ASIC to spear Prominet offering

Electronic News, Feb 3, 1997 by Cynthia Bournellis

Westboro, Mass.--One-year after its incorporation, Gigabit Ethernet start-up Prominet Corp. has completed initial development of its Cajun Switch Core, a set of three chips which will be the foundation for the company's new family of upcoming networking switches.

The Cajun Switch Core consists of three application-specific ASICs. The first is a switching engine that supports an aggregate switching capacity in excess of 20 gigabits per second and 40Gps of backplane capacity, more than 10GB ports or 100 Fast Ethernet Ports, fault-tolerant switching elements and non-blocking performance. Non-blocking is a function the company said will help customers lower networking costs.

"Most companies are putting more ports on a switch than it is capable of supporting," said Prominet co-founder and CEO Menachem Abraham. "When this happens, the switch becomes oversubscribed or blocked. And in a switch that is oversubscribed, there is still some amount of sharing. Our non-blocking design has enough inside switching capacity so that we don't have to put more ports on a switch than it is able to support. This way, you can have multiple simultaneous conversations without interfering with one another." He said this architecture is one answer to resolving network bottlenecks.

The second component in Cajun is a queue management engine, which supports prioritized CoS (class of service) switching with multiple queues; multicast buffering and forwarding; and active intelligent backpressure for Full Duplex and Half Duplex transmissions. Finally, the high-speed forwarding engine component supports the IEEE 802.1Q virtual local area network tagging formats, as well as dynamic multicast switching for TCP/IP.

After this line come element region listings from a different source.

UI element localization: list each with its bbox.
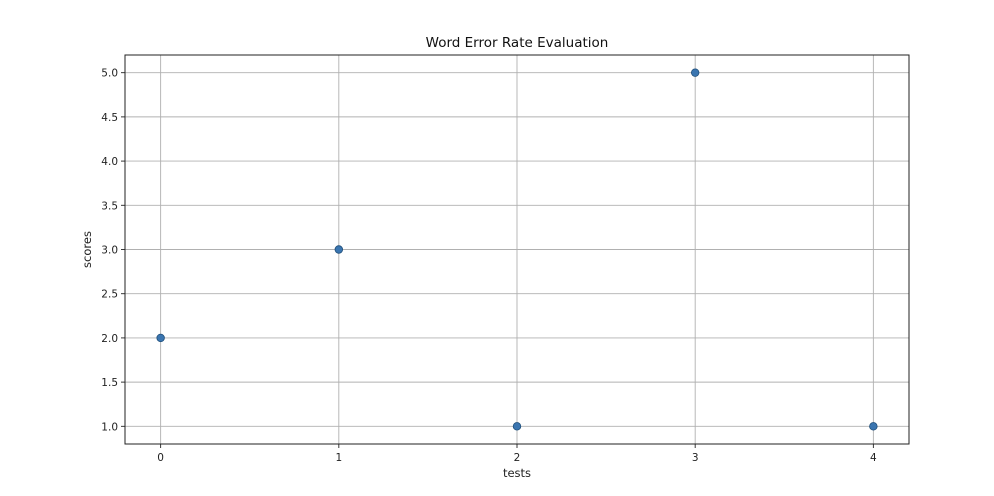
grid-layer [125,55,909,444]
scatter-point [334,245,344,254]
y-tick-label: 2.0 [101,333,118,345]
y-tick-label: 2.5 [101,289,118,301]
x-tick-label: 4 [870,452,877,464]
y-tick-label: 4.0 [101,156,118,168]
y-tick-label: 4.5 [101,112,118,124]
tick-layer: 0 1 2 3 4 1.0 1.5 2.0 2.5 3.0 3.5 4.0 4.5 5.0 [101,68,877,464]
chart-title: Word Error Rate Evaluation [426,35,609,51]
x-tick-label: 0 [157,452,164,464]
y-tick-label: 3.0 [101,245,118,257]
x-tick-label: 1 [335,452,342,464]
data-points [156,68,878,431]
scatter-point [690,68,700,77]
y-tick-label: 3.5 [101,200,118,212]
y-axis-title: scores [80,231,94,268]
y-tick-label: 1.5 [101,377,118,389]
scatter-point [512,422,522,431]
x-tick-label: 2 [514,452,521,464]
x-tick-label: 3 [692,452,699,464]
y-tick-label: 5.0 [101,68,118,80]
scatter-point [869,422,878,431]
x-axis-title: tests [503,466,531,480]
scatter-point [156,333,165,343]
y-tick-label: 1.0 [101,421,118,433]
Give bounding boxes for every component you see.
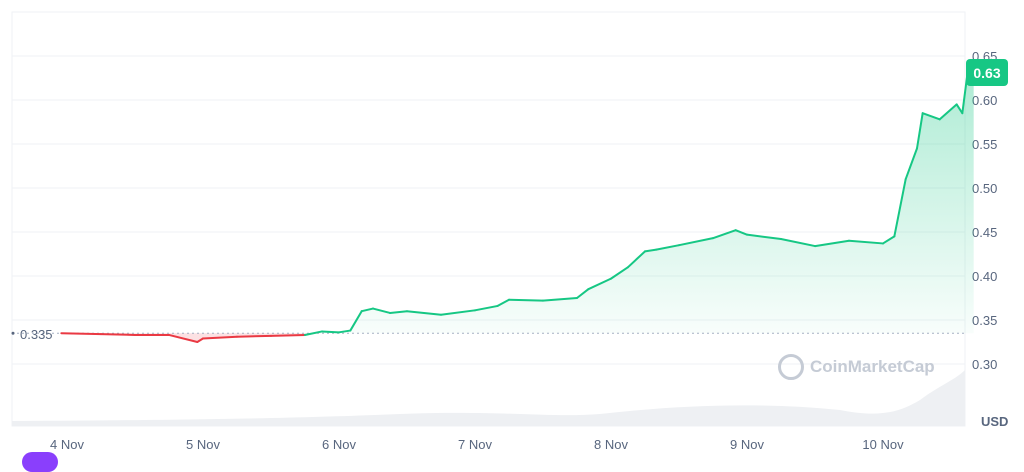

The Cajun Switch Core is being designed in-house, because the expertise required to design silicon for this emerging market hasn't filtered out into the mainstream, said Mr. Abraham, who added that Prominet has no plans to license its ASIC technology.

Prominet is just one of more than 20 start-ups focusing on Gigabit Ethernet. Others such as Rapid City Communications and Granite Systems (the latter of which was acquired by Cisco Systems last year) are all racing to introduce products this spring at Networld Interop in Las Vegas. Prominet wouldn't comment on whether or not it will demo its boxes at the show, but the company said it is confident its efforts are in line with the competition's. "Based on talks with OEMs, we think we are on top of or ahead of our competitors in our development cycle...and things are on schedule," said Tim Lieto, VP of sales and marketing at Prominet.

Prominet will begin shipping switches later this year, with the first product being a gigabit switch for the campus environment. Subsequent products include a scaleable gigabit multilayer switch for local area networks and a 10Base-T, 100Base-T and 1000Base-T stackable modular hybrid unit.

Also this year, Prominet will acquire a second round of funding. The company received $6 million in venture capital last spring.